IP-uh-Oh: Investor Lessons from Facebook Going Public – part 3

Learning Objectives – Facebook IPO:

  • Stock prices reflect expectations about the future
  • What a company says they’re going to do or not do can impact what people expect
  • Quarterly earnings reports allow a company to disclose its activities and its financial situation

Introduction

This past month, Facebook released their first ever earnings report as a publicly traded company.  The incredible hype and energy around this company’s IPO has now given way to the more sobering work of scrutinizing the company’s operations and ability to make money. If you’ve been following the first two parts of our IP-Uh-Oh series, you’ll recall that part 1 talked about investments being driven by beliefs and part 2 focused on why companies ‘go public’.  In this last part, we look at the point in time when all the ‘guesses’ get put to the test and a company has to report its earnings to its shareholders.
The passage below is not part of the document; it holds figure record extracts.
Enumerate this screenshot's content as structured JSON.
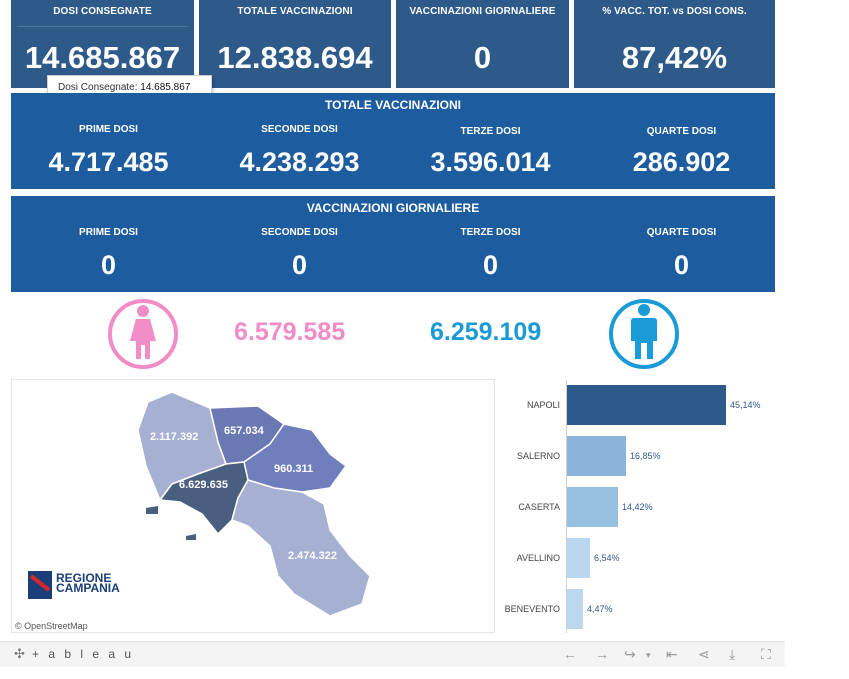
{
  "kpis": [
    {
      "title": "DOSI  CONSEGNATE",
      "value": "14.685.867"
    },
    {
      "title": "TOTALE VACCINAZIONI",
      "value": "12.838.694"
    },
    {
      "title": "VACCINAZIONI GIORNALIERE",
      "value": "0"
    },
    {
      "title": "% VACC. TOT. vs DOSI CONS.",
      "value": "87,42%"
    }
  ],
  "tooltip": {
    "label": "Dosi Consegnate:",
    "value": "14.685.867"
  },
  "totale": {
    "title": "TOTALE VACCINAZIONI",
    "cols": [
      {
        "label": "PRIME DOSI",
        "value": "4.717.485"
      },
      {
        "label": "SECONDE DOSI",
        "value": "4.238.293"
      },
      {
        "label": "TERZE DOSI",
        "value": "3.596.014"
      },
      {
        "label": "QUARTE DOSI",
        "value": "286.902"
      }
    ]
  },
  "giornaliere": {
    "title": "VACCINAZIONI GIORNALIERE",
    "cols": [
      {
        "label": "PRIME DOSI",
        "value": "0"
      },
      {
        "label": "SECONDE DOSI",
        "value": "0"
      },
      {
        "label": "TERZE DOSI",
        "value": "0"
      },
      {
        "label": "QUARTE DOSI",
        "value": "0"
      }
    ]
  },
  "gender": {
    "female": {
      "value": "6.579.585",
      "icon": "female-icon",
      "color": "#f28cc6"
    },
    "male": {
      "value": "6.259.109",
      "icon": "male-icon",
      "color": "#1a9ad6"
    }
  },
  "map": {
    "provinces": [
      {
        "name": "Caserta",
        "value": "2.117.392"
      },
      {
        "name": "Benevento",
        "value": "657.034"
      },
      {
        "name": "Avellino",
        "value": "960.311"
      },
      {
        "name": "Napoli",
        "value": "6.629.635"
      },
      {
        "name": "Salerno",
        "value": "2.474.322"
      }
    ],
    "attribution": "© OpenStreetMap",
    "logo": {
      "line1": "REGIONE",
      "line2": "CAMPANIA"
    }
  },
  "bars": [
    {
      "label": "NAPOLI",
      "pct": 45.14,
      "pct_label": "45,14%",
      "color": "#2e5a8a"
    },
    {
      "label": "SALERNO",
      "pct": 16.85,
      "pct_label": "16,85%",
      "color": "#8ab4da"
    },
    {
      "label": "CASERTA",
      "pct": 14.42,
      "pct_label": "14,42%",
      "color": "#97bfe0"
    },
    {
      "label": "AVELLINO",
      "pct": 6.54,
      "pct_label": "6,54%",
      "color": "#b9d7ee"
    },
    {
      "label": "BENEVENTO",
      "pct": 4.47,
      "pct_label": "4,47%",
      "color": "#bcd8ef"
    }
  ],
  "footer": {
    "brand": "+ a b l e a u",
    "icons": [
      "undo-icon",
      "redo-icon",
      "revert-icon",
      "reset-icon",
      "share-icon",
      "download-icon",
      "fullscreen-icon"
    ]
  }
}
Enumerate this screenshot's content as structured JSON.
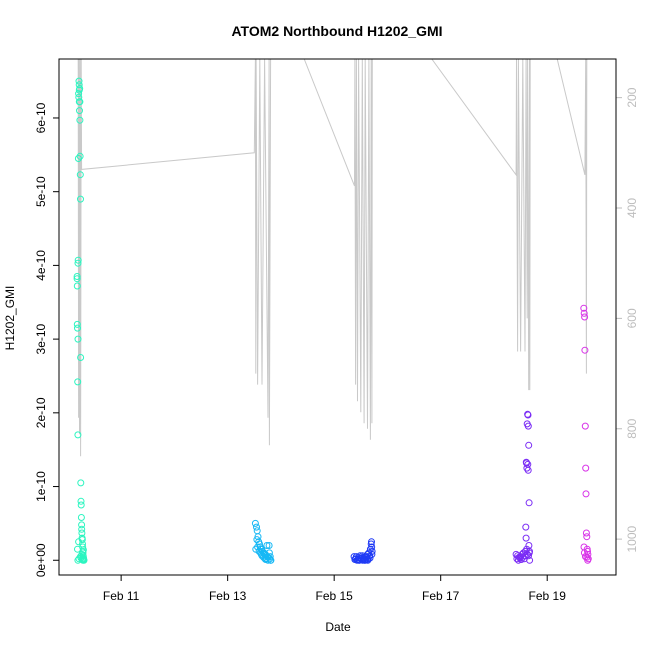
{
  "chart_data": {
    "type": "scatter",
    "title": "ATOM2 Northbound H1202_GMI",
    "xlabel": "Date",
    "ylabel": "H1202_GMI",
    "x_ticks": [
      "Feb 11",
      "Feb 13",
      "Feb 15",
      "Feb 17",
      "Feb 19"
    ],
    "y_ticks": [
      "0e+00",
      "1e-10",
      "2e-10",
      "3e-10",
      "4e-10",
      "5e-10",
      "6e-10"
    ],
    "y_right_ticks": [
      "200",
      "400",
      "600",
      "800",
      "1000"
    ],
    "xlim": [
      "2014-02-09 20:00",
      "2014-02-20 07:00"
    ],
    "ylim": [
      -2e-11,
      6.8e-10
    ],
    "y_right_lim": [
      1065,
      130
    ],
    "y_right_reversed": true,
    "grid": false,
    "colors": {
      "s1": "#2cf5c0",
      "s2": "#17b8f5",
      "s3": "#1f3af5",
      "s4": "#7a2cf5",
      "s5": "#d833e8",
      "line": "#c9c9c9"
    },
    "series": [
      {
        "color_key": "s1",
        "x": [
          "2014-02-10 04:10",
          "2014-02-10 04:10",
          "2014-02-10 04:15",
          "2014-02-10 04:15",
          "2014-02-10 04:20",
          "2014-02-10 04:25",
          "2014-02-10 04:30",
          "2014-02-10 04:35",
          "2014-02-10 04:35",
          "2014-02-10 04:40",
          "2014-02-10 04:45",
          "2014-02-10 04:50",
          "2014-02-10 04:55",
          "2014-02-10 05:00",
          "2014-02-10 05:05",
          "2014-02-10 05:10",
          "2014-02-10 05:10",
          "2014-02-10 05:15",
          "2014-02-10 05:20",
          "2014-02-10 05:25",
          "2014-02-10 05:25",
          "2014-02-10 05:30",
          "2014-02-10 05:35",
          "2014-02-10 05:40",
          "2014-02-10 05:45",
          "2014-02-10 05:50",
          "2014-02-10 05:55",
          "2014-02-10 06:00",
          "2014-02-10 06:05",
          "2014-02-10 06:10",
          "2014-02-10 06:15",
          "2014-02-10 06:20",
          "2014-02-10 06:25",
          "2014-02-10 06:30",
          "2014-02-10 06:35",
          "2014-02-10 06:40",
          "2014-02-10 06:45",
          "2014-02-10 06:50",
          "2014-02-10 06:55",
          "2014-02-10 07:00",
          "2014-02-10 07:05",
          "2014-02-10 07:10",
          "2014-02-10 07:15",
          "2014-02-10 04:20",
          "2014-02-10 04:50",
          "2014-02-10 05:40",
          "2014-02-10 06:20",
          "2014-02-10 06:45",
          "2014-02-10 07:00",
          "2014-02-10 04:30",
          "2014-02-10 05:00",
          "2014-02-10 05:55",
          "2014-02-10 06:30",
          "2014-02-10 06:50"
        ],
        "y": [
          3.85e-10,
          3.82e-10,
          3.72e-10,
          3.2e-10,
          3.15e-10,
          2.42e-10,
          1.7e-10,
          3e-10,
          4.03e-10,
          4.07e-10,
          5.45e-10,
          6.33e-10,
          6.28e-10,
          6.5e-10,
          6.45e-10,
          6.38e-10,
          6.22e-10,
          6.1e-10,
          6.4e-10,
          6.22e-10,
          5.97e-10,
          5.48e-10,
          5.23e-10,
          4.9e-10,
          2.75e-10,
          1.05e-10,
          8e-11,
          7.5e-11,
          5.8e-11,
          4.8e-11,
          4.2e-11,
          3.7e-11,
          3e-11,
          2.8e-11,
          2.2e-11,
          1.8e-11,
          1.2e-11,
          1e-11,
          6e-12,
          4e-12,
          2e-12,
          1e-12,
          0.0,
          1.5e-11,
          2.5e-11,
          5e-12,
          8e-12,
          2e-12,
          1.4e-11,
          0.0,
          2e-12,
          3e-12,
          1e-12,
          0.0
        ]
      },
      {
        "color_key": "s2",
        "x": [
          "2014-02-13 12:30",
          "2014-02-13 13:00",
          "2014-02-13 13:20",
          "2014-02-13 13:40",
          "2014-02-13 14:00",
          "2014-02-13 14:20",
          "2014-02-13 14:40",
          "2014-02-13 15:00",
          "2014-02-13 15:20",
          "2014-02-13 15:40",
          "2014-02-13 16:00",
          "2014-02-13 16:20",
          "2014-02-13 16:40",
          "2014-02-13 17:00",
          "2014-02-13 17:20",
          "2014-02-13 17:40",
          "2014-02-13 18:00",
          "2014-02-13 18:20",
          "2014-02-13 18:40",
          "2014-02-13 19:00",
          "2014-02-13 19:20",
          "2014-02-13 12:40",
          "2014-02-13 13:30",
          "2014-02-13 14:10",
          "2014-02-13 14:50",
          "2014-02-13 15:30",
          "2014-02-13 16:10",
          "2014-02-13 16:50",
          "2014-02-13 17:30",
          "2014-02-13 18:10",
          "2014-02-13 18:50",
          "2014-02-13 19:30",
          "2014-02-13 13:10",
          "2014-02-13 15:10",
          "2014-02-13 17:10",
          "2014-02-13 19:10"
        ],
        "y": [
          5e-11,
          4.5e-11,
          4e-11,
          3.2e-11,
          2.5e-11,
          2.2e-11,
          1.8e-11,
          1.5e-11,
          1.5e-11,
          1.2e-11,
          1e-11,
          1e-11,
          8e-12,
          8e-12,
          6e-12,
          2e-11,
          5e-12,
          4e-12,
          2e-11,
          2e-12,
          0.0,
          1.5e-11,
          1.8e-11,
          1.2e-11,
          1e-11,
          6e-12,
          4e-12,
          2e-12,
          2e-12,
          0.0,
          1e-11,
          0.0,
          2.8e-11,
          8e-12,
          1e-12,
          5e-12
        ]
      },
      {
        "color_key": "s3",
        "x": [
          "2014-02-15 09:00",
          "2014-02-15 09:40",
          "2014-02-15 10:20",
          "2014-02-15 11:00",
          "2014-02-15 11:40",
          "2014-02-15 12:20",
          "2014-02-15 13:00",
          "2014-02-15 13:40",
          "2014-02-15 14:20",
          "2014-02-15 15:00",
          "2014-02-15 15:40",
          "2014-02-15 16:20",
          "2014-02-15 17:00",
          "2014-02-15 09:20",
          "2014-02-15 10:00",
          "2014-02-15 10:40",
          "2014-02-15 11:20",
          "2014-02-15 12:00",
          "2014-02-15 12:40",
          "2014-02-15 13:20",
          "2014-02-15 14:00",
          "2014-02-15 14:40",
          "2014-02-15 15:20",
          "2014-02-15 16:00",
          "2014-02-15 16:40",
          "2014-02-15 16:50",
          "2014-02-15 16:55",
          "2014-02-15 17:05",
          "2014-02-15 11:10",
          "2014-02-15 13:10",
          "2014-02-15 15:10",
          "2014-02-15 12:50",
          "2014-02-15 14:50",
          "2014-02-15 16:10"
        ],
        "y": [
          5e-12,
          2e-12,
          0.0,
          3e-12,
          6e-12,
          2e-12,
          4e-12,
          0.0,
          5e-12,
          8e-12,
          1e-11,
          1.5e-11,
          8e-12,
          1e-12,
          5e-12,
          1e-12,
          0.0,
          3e-12,
          6e-12,
          2e-12,
          0.0,
          4e-12,
          2e-12,
          6e-12,
          2.2e-11,
          2.5e-11,
          1.8e-11,
          1.2e-11,
          0.0,
          1e-12,
          0.0,
          0.0,
          1e-12,
          3e-12
        ]
      },
      {
        "color_key": "s4",
        "x": [
          "2014-02-18 10:00",
          "2014-02-18 10:40",
          "2014-02-18 11:20",
          "2014-02-18 12:00",
          "2014-02-18 12:40",
          "2014-02-18 13:20",
          "2014-02-18 14:00",
          "2014-02-18 14:20",
          "2014-02-18 14:30",
          "2014-02-18 14:40",
          "2014-02-18 14:50",
          "2014-02-18 15:00",
          "2014-02-18 15:10",
          "2014-02-18 15:20",
          "2014-02-18 15:30",
          "2014-02-18 15:40",
          "2014-02-18 15:50",
          "2014-02-18 16:00",
          "2014-02-18 14:35",
          "2014-02-18 15:15",
          "2014-02-18 15:25",
          "2014-02-18 15:45",
          "2014-02-18 10:20",
          "2014-02-18 11:00",
          "2014-02-18 11:40",
          "2014-02-18 12:20",
          "2014-02-18 13:00",
          "2014-02-18 13:40",
          "2014-02-18 14:10",
          "2014-02-18 15:05",
          "2014-02-18 15:35",
          "2014-02-18 15:55",
          "2014-02-18 16:05",
          "2014-02-18 14:45"
        ],
        "y": [
          8e-12,
          6e-12,
          4e-12,
          5e-12,
          8e-12,
          1e-11,
          6e-12,
          4.5e-11,
          3e-11,
          1.32e-10,
          1.25e-10,
          1.85e-10,
          1.98e-10,
          1.97e-10,
          1.82e-10,
          1.56e-10,
          7.8e-11,
          1.2e-11,
          1.33e-10,
          1.3e-10,
          1.22e-10,
          2e-11,
          2e-12,
          0.0,
          3e-12,
          1e-12,
          4e-12,
          2e-12,
          1.2e-11,
          8e-12,
          6e-12,
          1e-11,
          0.0,
          1.5e-11
        ]
      },
      {
        "color_key": "s5",
        "x": [
          "2014-02-19 16:30",
          "2014-02-19 16:40",
          "2014-02-19 16:50",
          "2014-02-19 17:00",
          "2014-02-19 17:10",
          "2014-02-19 17:20",
          "2014-02-19 17:30",
          "2014-02-19 17:40",
          "2014-02-19 17:50",
          "2014-02-19 18:00",
          "2014-02-19 18:10",
          "2014-02-19 18:20",
          "2014-02-19 18:30",
          "2014-02-19 16:35",
          "2014-02-19 17:15",
          "2014-02-19 17:55",
          "2014-02-19 18:15",
          "2014-02-19 16:45"
        ],
        "y": [
          3.42e-10,
          3.35e-10,
          3.3e-10,
          2.85e-10,
          1.82e-10,
          1.25e-10,
          9e-11,
          3.7e-11,
          3.2e-11,
          1.5e-11,
          1.2e-11,
          8e-12,
          2e-12,
          1.8e-11,
          5e-12,
          4e-12,
          0.0,
          1e-11
        ]
      }
    ],
    "pressure_line": {
      "color_key": "line",
      "axis": "right",
      "points": [
        [
          "2014-02-10 04:40",
          130
        ],
        [
          "2014-02-10 04:50",
          780
        ],
        [
          "2014-02-10 05:00",
          130
        ],
        [
          "2014-02-10 05:15",
          810
        ],
        [
          "2014-02-10 05:30",
          130
        ],
        [
          "2014-02-10 05:45",
          850
        ],
        [
          "2014-02-10 06:00",
          130
        ],
        [
          "2014-02-10 06:10",
          330
        ],
        [
          "2014-02-13 12:00",
          300
        ],
        [
          "2014-02-13 12:30",
          130
        ],
        [
          "2014-02-13 12:40",
          700
        ],
        [
          "2014-02-13 12:50",
          130
        ],
        [
          "2014-02-13 13:30",
          720
        ],
        [
          "2014-02-13 14:30",
          130
        ],
        [
          "2014-02-13 15:30",
          720
        ],
        [
          "2014-02-13 16:40",
          130
        ],
        [
          "2014-02-13 18:10",
          780
        ],
        [
          "2014-02-13 18:40",
          130
        ],
        [
          "2014-02-13 18:50",
          830
        ],
        [
          "2014-02-13 19:20",
          130
        ],
        [
          "2014-02-14 10:30",
          130
        ],
        [
          "2014-02-15 09:10",
          360
        ],
        [
          "2014-02-15 09:20",
          130
        ],
        [
          "2014-02-15 09:40",
          720
        ],
        [
          "2014-02-15 10:00",
          130
        ],
        [
          "2014-02-15 10:30",
          750
        ],
        [
          "2014-02-15 11:00",
          130
        ],
        [
          "2014-02-15 12:00",
          770
        ],
        [
          "2014-02-15 12:40",
          130
        ],
        [
          "2014-02-15 13:30",
          790
        ],
        [
          "2014-02-15 14:00",
          130
        ],
        [
          "2014-02-15 15:00",
          800
        ],
        [
          "2014-02-15 15:40",
          130
        ],
        [
          "2014-02-15 16:20",
          820
        ],
        [
          "2014-02-15 16:40",
          130
        ],
        [
          "2014-02-15 17:00",
          790
        ],
        [
          "2014-02-15 17:10",
          130
        ],
        [
          "2014-02-16 20:00",
          130
        ],
        [
          "2014-02-18 10:00",
          340
        ],
        [
          "2014-02-18 10:10",
          130
        ],
        [
          "2014-02-18 10:40",
          660
        ],
        [
          "2014-02-18 11:00",
          130
        ],
        [
          "2014-02-18 12:00",
          660
        ],
        [
          "2014-02-18 13:00",
          130
        ],
        [
          "2014-02-18 14:00",
          660
        ],
        [
          "2014-02-18 14:30",
          130
        ],
        [
          "2014-02-18 15:00",
          600
        ],
        [
          "2014-02-18 15:10",
          130
        ],
        [
          "2014-02-18 15:40",
          730
        ],
        [
          "2014-02-18 16:00",
          130
        ],
        [
          "2014-02-18 16:10",
          730
        ],
        [
          "2014-02-18 16:20",
          130
        ],
        [
          "2014-02-18 18:30",
          130
        ],
        [
          "2014-02-18 20:00",
          130
        ],
        [
          "2014-02-19 04:30",
          130
        ],
        [
          "2014-02-19 17:00",
          340
        ],
        [
          "2014-02-19 17:20",
          130
        ],
        [
          "2014-02-19 17:40",
          700
        ],
        [
          "2014-02-19 17:50",
          130
        ]
      ]
    }
  }
}
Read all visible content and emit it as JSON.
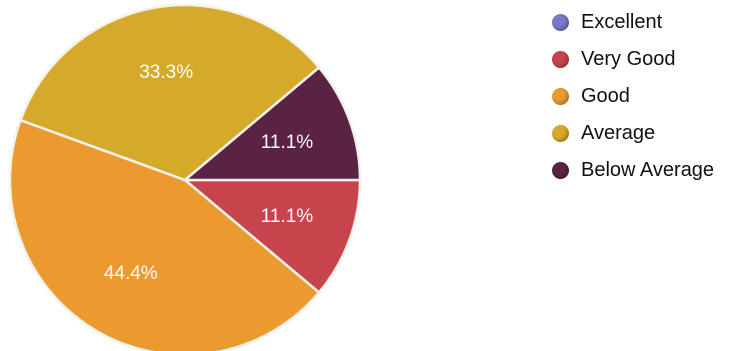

In its short life as a public company, Facebook’s timeline might resemble that erratic but popular friend we all know on Facebook. It would start with pictures of a seemingly epic party that they managed to get invited to and would somehow give way to status updates about lawsuits suggesting that something at the party has gone horribly wrong. Of course, being the internet, there are countless ways in which the unflattering pictures of the post party hangover have been passed around.  Ironically, the company that was built on “shares, is now more responsible for tending to shares of a different variety. Unfortunately for those holding shares, the market seems to have responded less enthusiastically than many had hoped (as of the writing of this article they’re down over 43% year to date).

Given that stock prices are perpetually forward-looking, however, what a company says (or doesn’t say) about its future opportunities is what investors look to for help in deciding whether to stay the course or to get off the boat.